Warren Defever (first name often spelled Warn; born April 30, 1969) is a musician and producer, originally from Livonia, Michigan, and now based in Detroit. He is most known for his chameleonic project His Name Is Alive, though he is active in numerous other circles. He produced, engineered, and/or remixed recordings by Iggy and the Stooges, Easy Action, Low, Ida, Michael Hurley, Califone, Yoko Ono, Thurston Moore, the Gories, the Go, Nomo, Saturday Looks Good to Me, Ethan Daniel Davidson, Faruq Z. Bey, the Von Bondies, Reba Fritz, Destroy All Monsters, Jenny Toomey, Slumber Party, John Sinclair, Elizabeth Mitchell, and Lisa Loeb, as well as HNIA offshoot Velour 100.

Defever was raised in a strict religious household, along with his brothers, Johnny and Matt. He grew up a music fan. His grandfather was a musician from Saskatchewan and had taught Warren and his brothers how to play various musical instruments.

Defever began recording while still in high school, and toured as the bassist of psychobilly rock band Elvis Hitler.

For many years, Defever recorded in the basement of his parents' house, which he later bought from them.

Around the same time His Name Is Alive was departing from 4AD Records, Defever opened his own recording studio, Brown Rice, in the Detroit area. Along with Davin Brainard, Defever runs a home record label, timeSTEREO.

In 2007, Defever opened The UFO Factory, a new studio in Detroit.

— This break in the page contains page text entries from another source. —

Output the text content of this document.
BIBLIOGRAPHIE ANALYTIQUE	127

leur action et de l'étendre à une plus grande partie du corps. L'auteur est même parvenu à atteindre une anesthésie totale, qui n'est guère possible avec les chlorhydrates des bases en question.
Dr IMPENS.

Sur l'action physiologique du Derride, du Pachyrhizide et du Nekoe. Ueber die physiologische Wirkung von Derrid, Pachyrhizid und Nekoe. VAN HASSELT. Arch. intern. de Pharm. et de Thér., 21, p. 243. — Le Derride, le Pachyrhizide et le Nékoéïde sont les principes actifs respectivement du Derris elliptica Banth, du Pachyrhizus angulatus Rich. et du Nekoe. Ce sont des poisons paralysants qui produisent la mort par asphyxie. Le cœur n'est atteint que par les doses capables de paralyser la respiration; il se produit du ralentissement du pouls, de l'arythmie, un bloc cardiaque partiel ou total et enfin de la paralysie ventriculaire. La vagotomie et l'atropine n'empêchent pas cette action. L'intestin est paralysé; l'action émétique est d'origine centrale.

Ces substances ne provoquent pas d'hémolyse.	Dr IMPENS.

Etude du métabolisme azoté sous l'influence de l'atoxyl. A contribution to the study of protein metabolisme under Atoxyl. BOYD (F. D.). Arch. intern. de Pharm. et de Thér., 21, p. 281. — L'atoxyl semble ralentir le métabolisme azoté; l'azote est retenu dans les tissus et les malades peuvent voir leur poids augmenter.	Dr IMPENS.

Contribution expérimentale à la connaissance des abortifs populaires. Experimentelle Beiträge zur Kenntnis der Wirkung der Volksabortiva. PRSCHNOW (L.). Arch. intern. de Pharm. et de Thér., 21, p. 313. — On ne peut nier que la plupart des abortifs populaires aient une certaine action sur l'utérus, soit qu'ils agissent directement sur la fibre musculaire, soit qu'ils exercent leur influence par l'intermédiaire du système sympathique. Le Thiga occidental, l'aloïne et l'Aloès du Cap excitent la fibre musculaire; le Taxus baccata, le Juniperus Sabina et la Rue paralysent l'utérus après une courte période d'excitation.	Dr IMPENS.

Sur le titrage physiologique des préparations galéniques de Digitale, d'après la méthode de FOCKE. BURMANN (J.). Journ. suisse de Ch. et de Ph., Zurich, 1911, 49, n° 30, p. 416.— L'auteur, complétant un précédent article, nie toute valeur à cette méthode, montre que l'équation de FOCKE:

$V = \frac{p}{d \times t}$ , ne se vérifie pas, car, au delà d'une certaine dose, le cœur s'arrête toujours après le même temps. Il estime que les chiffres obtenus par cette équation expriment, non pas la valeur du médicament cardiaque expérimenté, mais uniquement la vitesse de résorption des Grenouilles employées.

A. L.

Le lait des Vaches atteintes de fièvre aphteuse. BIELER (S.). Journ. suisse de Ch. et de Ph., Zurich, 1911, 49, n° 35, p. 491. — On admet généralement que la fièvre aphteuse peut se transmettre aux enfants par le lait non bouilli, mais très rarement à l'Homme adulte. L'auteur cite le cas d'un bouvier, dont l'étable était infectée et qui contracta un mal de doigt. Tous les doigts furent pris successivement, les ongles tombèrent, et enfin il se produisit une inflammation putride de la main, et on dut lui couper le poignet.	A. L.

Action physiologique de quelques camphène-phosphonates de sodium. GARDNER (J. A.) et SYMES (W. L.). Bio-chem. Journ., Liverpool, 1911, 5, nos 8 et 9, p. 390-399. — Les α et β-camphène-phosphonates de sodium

Everything inside was painted silver, including the piano.

Since 2018, Defever has worked at Third Man Records in the mastering studio in Detroit, mastering records and cutting lacquers for artists such as Jack White, The White Stripes, Bob Dylan, Elvis Presley, Sun Ra, Albert Ayer, Olivia Rodrigo, Miles Davis, Prince, Link Wray, Iggy and The Stooges, Gracie Abrams, Shabazz Palaces, Mac DeMarco and many others.